Copywriter Tang Wen En has plans to do the same. “The main thing about Game Of Thrones meals is that they are all so in-your-face. George R R Martin wasn’t going for subtlety when he described even simple things like oatbread with ‘bits of date, apple and orange’.

“I feel sick imagining Joffrey’s wedding dinner with 77 dishes and I want to see if I can serve such bombastic dishes as a full meal and not have anyone groaning,” the 28-year-old added.

But Tang is putting his own spin on the dishes: Instead of faithfully reproducing pigeon pie and cinnamon-baked apples, he’s going to serve up Dothrakimchi, Goose Bolton, Dracarysotto and Wintermelon Is Coming, “idiotically named dishes based on phrases or names in the series”, he said.
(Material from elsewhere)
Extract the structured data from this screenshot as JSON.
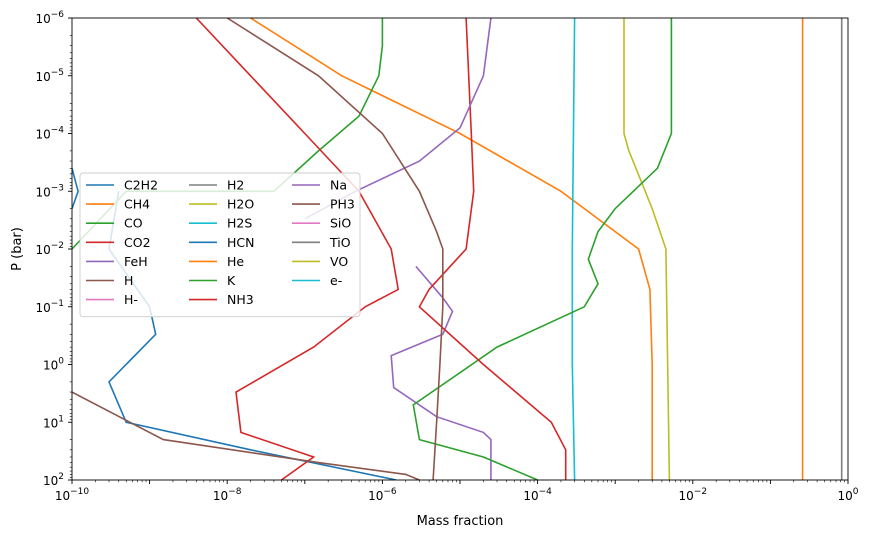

Then there is locally-run website Geek Crusade, which organised a ticketed Game Of Thrones dinner at No Menu restaurant last week. Geek Crusade’s co-founder Nicholas Yong said the sold-out event saw 53 people enjoying a menu specially drawn up by Chef Osvaldo Forlino, who was happy to play along. Activities included a Game Of Thrones trivia quiz.

“He claimed, ‘I went to Fort Canning and plucked all the greens and I saw this wild boar and I killed it, and that’s what I’m serving you now’,” Yong recounted. Starting at S$95 per head, there was also a summer green salad, mushroom soup with snails and pear poached in wine. Several people showed up in elaborate costumes: There was a Daenerys, a Khal Drogo, a Littlefinger, a Euron Greyjoy and a couple dressed as the Lannisters.

“I accidentally hit (Cersei Lannister) and she looked at me and said, ‘Be careful. I’m the mother of the King’,” Yong chuckled. And even though the attendees started out as strangers, “they were all getting to know one another and geeking out together”, Yong said. “I think it’s a really nice thing to have a nice meal and talk to people who share your interest.”

Geek Crusade has more dinners with themes like Hannibal and Downton Abbey planned as part of a Dinner Is Coming series, but because their Game Of Thrones event was so successful, they said they will be repeating it one more time on May 5, for waitlisted people who didn’t manage to snag tickets to the first event.